Embracing past & future
The practice prides itself on active engagement with fusing more traditional elements with progressive technologies. When quizzed as to schemes that illustrate this drive, both Chris and Philip cite their work on Paddington’s new Crossrail station as an exemplar, located adjacent to Isambard Kingdom Brunel’s original listed building (this project is to be presented in the October 2018 issue of ADF). “We tried to imagine; if he were alive today, with all the modern materials and modern construction techniques, what would he do? We didn’t want to do a pastiche of the original building,” Chris explains. With Brunel’s epoch of plentiful cheap labour long passed, Paddington Crossrail station made extensive use of offsite and modern methods of construction to accelerate construction processes and allow for quality to be better assessed. Phil explains further: “In the past couple of years we’ve done quite a lot of work in volumetric and offsite design. It’s high-tech in the way it’s manufactured but, equally, low-tech in how it’s put together.” When asked for exemplars from other, possibly competing firms which have provided inspiration, Philip mentions the “well-crafted” R7 by Duggan Morris, part of the Kings Cross masterplan.

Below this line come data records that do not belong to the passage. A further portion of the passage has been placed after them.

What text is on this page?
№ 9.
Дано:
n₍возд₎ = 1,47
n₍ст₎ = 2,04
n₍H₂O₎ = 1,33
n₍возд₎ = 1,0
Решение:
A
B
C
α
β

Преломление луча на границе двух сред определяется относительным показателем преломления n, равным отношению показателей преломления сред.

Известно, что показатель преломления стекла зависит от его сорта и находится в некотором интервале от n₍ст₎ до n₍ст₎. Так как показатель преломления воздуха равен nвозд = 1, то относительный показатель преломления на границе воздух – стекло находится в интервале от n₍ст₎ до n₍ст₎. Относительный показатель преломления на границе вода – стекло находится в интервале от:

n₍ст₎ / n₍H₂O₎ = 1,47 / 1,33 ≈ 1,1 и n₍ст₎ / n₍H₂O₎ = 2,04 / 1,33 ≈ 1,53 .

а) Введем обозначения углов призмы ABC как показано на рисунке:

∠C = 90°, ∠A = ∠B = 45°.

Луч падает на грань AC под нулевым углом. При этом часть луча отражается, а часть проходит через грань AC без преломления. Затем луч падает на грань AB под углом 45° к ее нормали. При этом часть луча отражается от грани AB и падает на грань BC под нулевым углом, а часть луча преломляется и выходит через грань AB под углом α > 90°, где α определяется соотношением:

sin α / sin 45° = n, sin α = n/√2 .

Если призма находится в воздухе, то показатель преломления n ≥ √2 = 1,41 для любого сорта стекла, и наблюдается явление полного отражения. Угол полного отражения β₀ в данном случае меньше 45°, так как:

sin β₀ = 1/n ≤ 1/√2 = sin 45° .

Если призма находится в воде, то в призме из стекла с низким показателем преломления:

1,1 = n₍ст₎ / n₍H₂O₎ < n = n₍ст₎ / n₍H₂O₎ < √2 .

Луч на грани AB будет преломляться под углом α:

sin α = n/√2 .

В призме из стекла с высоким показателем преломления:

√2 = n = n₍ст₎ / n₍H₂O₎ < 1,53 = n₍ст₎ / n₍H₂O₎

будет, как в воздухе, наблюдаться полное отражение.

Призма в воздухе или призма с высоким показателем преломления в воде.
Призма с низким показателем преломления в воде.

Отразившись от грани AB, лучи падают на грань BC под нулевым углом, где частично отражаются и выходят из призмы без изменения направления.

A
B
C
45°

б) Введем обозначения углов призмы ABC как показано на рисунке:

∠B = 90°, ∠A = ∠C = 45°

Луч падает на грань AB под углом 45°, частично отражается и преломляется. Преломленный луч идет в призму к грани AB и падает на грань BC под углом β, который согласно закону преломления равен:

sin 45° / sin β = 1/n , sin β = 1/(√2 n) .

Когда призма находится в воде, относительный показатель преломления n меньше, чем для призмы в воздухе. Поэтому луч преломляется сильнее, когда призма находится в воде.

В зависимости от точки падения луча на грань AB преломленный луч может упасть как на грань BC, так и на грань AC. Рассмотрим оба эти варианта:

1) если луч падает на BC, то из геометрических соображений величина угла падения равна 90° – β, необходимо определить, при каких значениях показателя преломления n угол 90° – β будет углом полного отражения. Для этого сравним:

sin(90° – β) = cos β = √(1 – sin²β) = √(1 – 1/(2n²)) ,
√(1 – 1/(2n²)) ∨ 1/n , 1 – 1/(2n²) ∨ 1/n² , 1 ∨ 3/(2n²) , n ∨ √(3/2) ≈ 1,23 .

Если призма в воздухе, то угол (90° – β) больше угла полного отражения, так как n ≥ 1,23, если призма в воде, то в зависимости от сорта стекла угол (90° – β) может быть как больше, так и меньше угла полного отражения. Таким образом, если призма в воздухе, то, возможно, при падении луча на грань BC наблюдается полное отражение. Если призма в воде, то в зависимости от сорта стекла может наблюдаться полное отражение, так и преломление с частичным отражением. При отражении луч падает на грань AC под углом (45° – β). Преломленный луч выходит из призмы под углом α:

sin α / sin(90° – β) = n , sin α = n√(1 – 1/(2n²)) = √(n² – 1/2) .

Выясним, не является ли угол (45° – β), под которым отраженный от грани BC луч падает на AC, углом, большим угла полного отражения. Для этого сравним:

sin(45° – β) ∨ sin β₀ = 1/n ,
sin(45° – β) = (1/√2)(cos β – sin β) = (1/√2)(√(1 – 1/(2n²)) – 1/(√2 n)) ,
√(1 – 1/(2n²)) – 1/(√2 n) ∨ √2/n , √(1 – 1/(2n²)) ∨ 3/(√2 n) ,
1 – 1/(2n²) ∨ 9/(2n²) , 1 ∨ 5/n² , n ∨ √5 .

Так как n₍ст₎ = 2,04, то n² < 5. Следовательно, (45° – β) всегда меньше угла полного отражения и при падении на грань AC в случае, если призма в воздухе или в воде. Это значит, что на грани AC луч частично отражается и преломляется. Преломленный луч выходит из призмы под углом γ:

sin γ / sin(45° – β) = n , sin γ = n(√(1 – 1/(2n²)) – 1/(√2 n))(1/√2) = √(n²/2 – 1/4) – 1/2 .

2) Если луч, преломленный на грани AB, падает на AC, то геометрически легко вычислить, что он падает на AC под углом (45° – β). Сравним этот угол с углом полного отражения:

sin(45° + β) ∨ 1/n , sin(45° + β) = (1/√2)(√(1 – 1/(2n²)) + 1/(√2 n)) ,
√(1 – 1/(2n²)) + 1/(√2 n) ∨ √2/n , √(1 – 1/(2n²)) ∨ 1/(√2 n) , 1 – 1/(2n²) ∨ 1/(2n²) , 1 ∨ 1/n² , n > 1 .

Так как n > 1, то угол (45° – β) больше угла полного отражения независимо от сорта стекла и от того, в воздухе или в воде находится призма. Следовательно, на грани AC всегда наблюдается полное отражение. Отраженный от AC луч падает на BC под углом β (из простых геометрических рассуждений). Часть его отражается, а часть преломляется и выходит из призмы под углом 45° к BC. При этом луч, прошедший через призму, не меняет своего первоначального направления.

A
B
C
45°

For Philip, this scheme with its eye-catching pink exterior “does something different” within the context of the broader locale. Chris notes there is a danger of being ‘typecast’ in the UK: “Part of the problem with being an architect here is that you tend to be recognised for one particular skill or one particular sector of design”. He continues: “I admire practices with a wide variety of different kinds of work, as well as a specialism.” His closing words tie in with WW+P’s aspirations to continue bolstering and broadening their repertoire. Recent appointments, including work on Toronto’s Pearson International Airport, oversight on the developments surrounding East Croydon Station, not to mention a new school in Cambodia, show their commitment to not only consolidate their position in more familiar sectors, but branch out into fruitful new pastures.